Alcalde de palco
El oficio de alcalde o alcaldesa comporta un buen número de actividades imprevistas. Algunos acompañan procesiones con inusual devoción, otros entienden que han de sonreír a cada vecino que se encuentran y los más aventureros se lanzan a la conquista de un futuro prometedor para sus conciudadanos. Con los nuevos ayuntamientos, usos y costumbres ancestrales de los regidores locales han quedado en entredicho. Pero existe un hábito que resiste cual aldea gala: si el equipo de la ciudad llega a la final, el alcalde o la alcaldesa tendrá que estar en el palco. No hay margen.
La figura del alcalde en el palco se caracteriza por el fingimiento y la rigidez. Por un lado, ha de aparentar que le importa sobremanera lo que ocurre en el terreno de juego, que siente los colores como uno más. Por otro, debe mantener la compostura: sonreír ante cada ocasión, celebrar con lentitud los goles y manifestar una ligera contrariedad al contemplar las decisiones más polémicas del colegiado. La misión resulta más agotadora que un pleno de presupuestos. Si el equipo pierde, tendrá que mostrarse compungido. Si gana, no le quedará otra que dejarse llevar por la corriente eufórica.

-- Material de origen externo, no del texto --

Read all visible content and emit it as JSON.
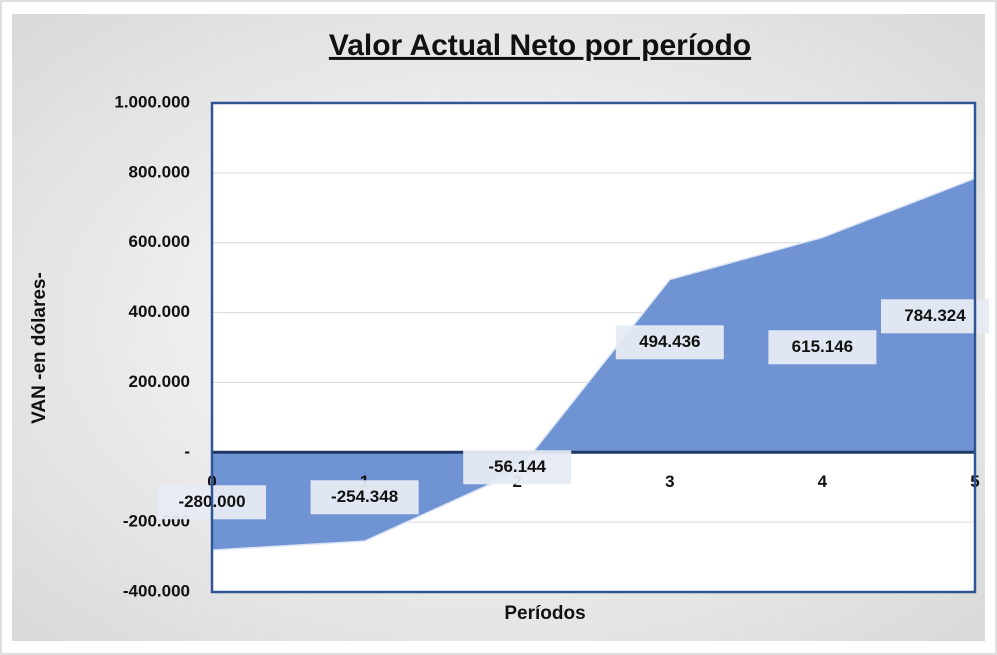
{
  "chart_data": {
    "type": "area",
    "title": "Valor Actual Neto por período",
    "x_label": "Períodos",
    "y_label": "VAN -en dólares-",
    "x": [
      0,
      1,
      2,
      3,
      4,
      5
    ],
    "xlim": [
      0,
      5
    ],
    "xticks": [
      0,
      1,
      2,
      3,
      4,
      5
    ],
    "values": [
      -280000,
      -254348,
      -56144,
      494436,
      615146,
      784324
    ],
    "value_labels": [
      "-280.000",
      "-254.348",
      "-56.144",
      "494.436",
      "615.146",
      "784.324"
    ],
    "color": "#7094d3",
    "ylim": [
      -400000,
      1000000
    ],
    "yticks": [
      {
        "value": -400000,
        "label": "-400.000"
      },
      {
        "value": -200000,
        "label": "-200.000"
      },
      {
        "value": 0,
        "label": "-"
      },
      {
        "value": 200000,
        "label": "200.000"
      },
      {
        "value": 400000,
        "label": "400.000"
      },
      {
        "value": 600000,
        "label": "600.000"
      },
      {
        "value": 800000,
        "label": "800.000"
      },
      {
        "value": 1000000,
        "label": "1.000.000"
      }
    ],
    "grid": true
  }
}
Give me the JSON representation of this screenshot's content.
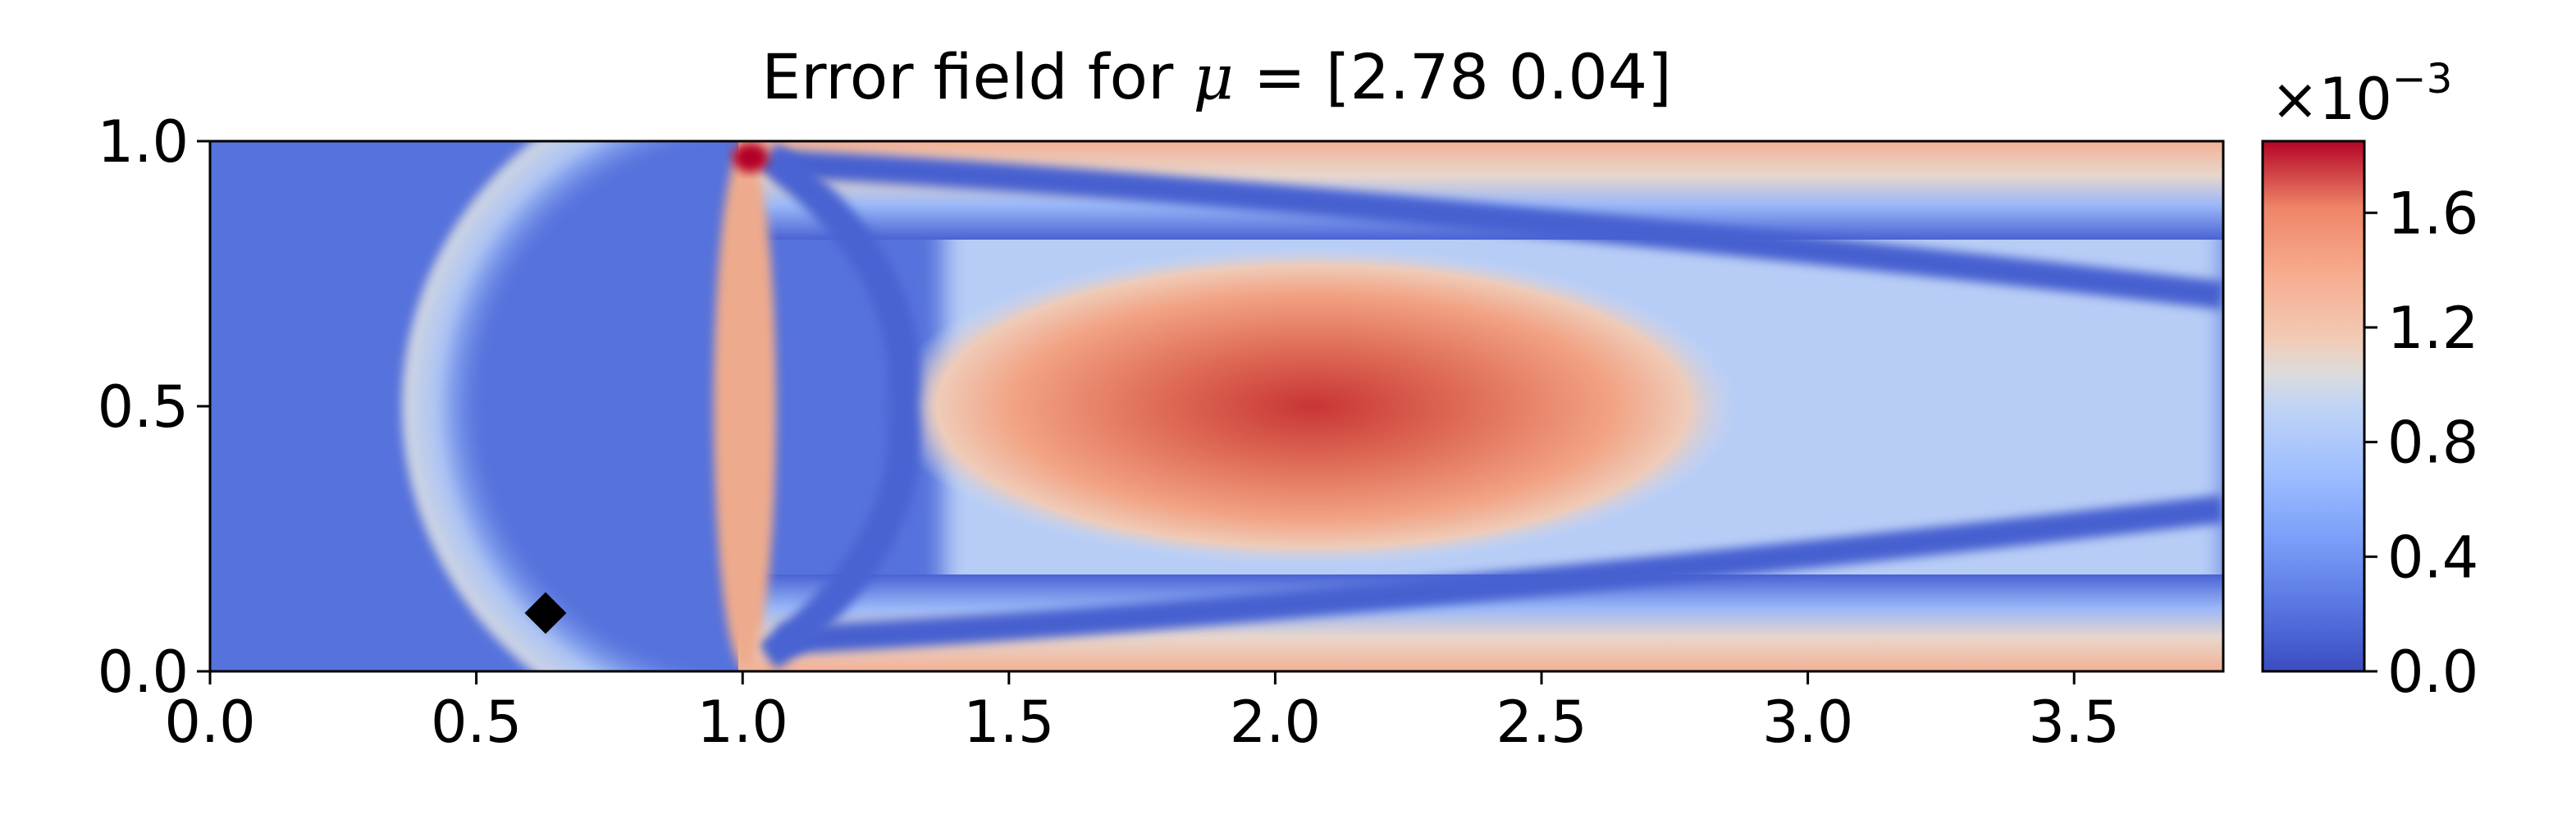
{
  "chart_data": {
    "type": "heatmap",
    "title_prefix": "Error field for ",
    "title_symbol": "μ",
    "title_suffix": " = [2.78 0.04]",
    "xlabel": "",
    "ylabel": "",
    "xlim": [
      0.0,
      3.78
    ],
    "ylim": [
      0.0,
      1.0
    ],
    "x_ticks": [
      "0.0",
      "0.5",
      "1.0",
      "1.5",
      "2.0",
      "2.5",
      "3.0",
      "3.5"
    ],
    "y_ticks": [
      "0.0",
      "0.5",
      "1.0"
    ],
    "colormap": "coolwarm",
    "colorbar": {
      "min": 0.0,
      "max": 1.85,
      "ticks": [
        "0.0",
        "0.4",
        "0.8",
        "1.2",
        "1.6"
      ],
      "scale_base": "×10",
      "scale_exponent": "−3"
    },
    "marker": {
      "shape": "diamond",
      "x": 0.63,
      "y": 0.11,
      "color": "#000000"
    },
    "grid": false
  }
}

La consolidada tradición del alcalde de palco despierta la simpatía cordial de los aficionados. Asistir a un evento deportivo con gesto hierático, mantener ese rictus dialogante, aburrirse hasta lo indecible u ocultar las propias emociones: no deber de ser fácil. Así que, al abandonar el estadio, no es extraño que el hincha dedique unos instantes a esa pregunta recurrente de la prensa local, que abre un campo de múltiples respuestas para cualquiera que desee lo mejor para su ciudad. ¿Y usted qué haría si fuera alcalde? Dimitir, sin duda.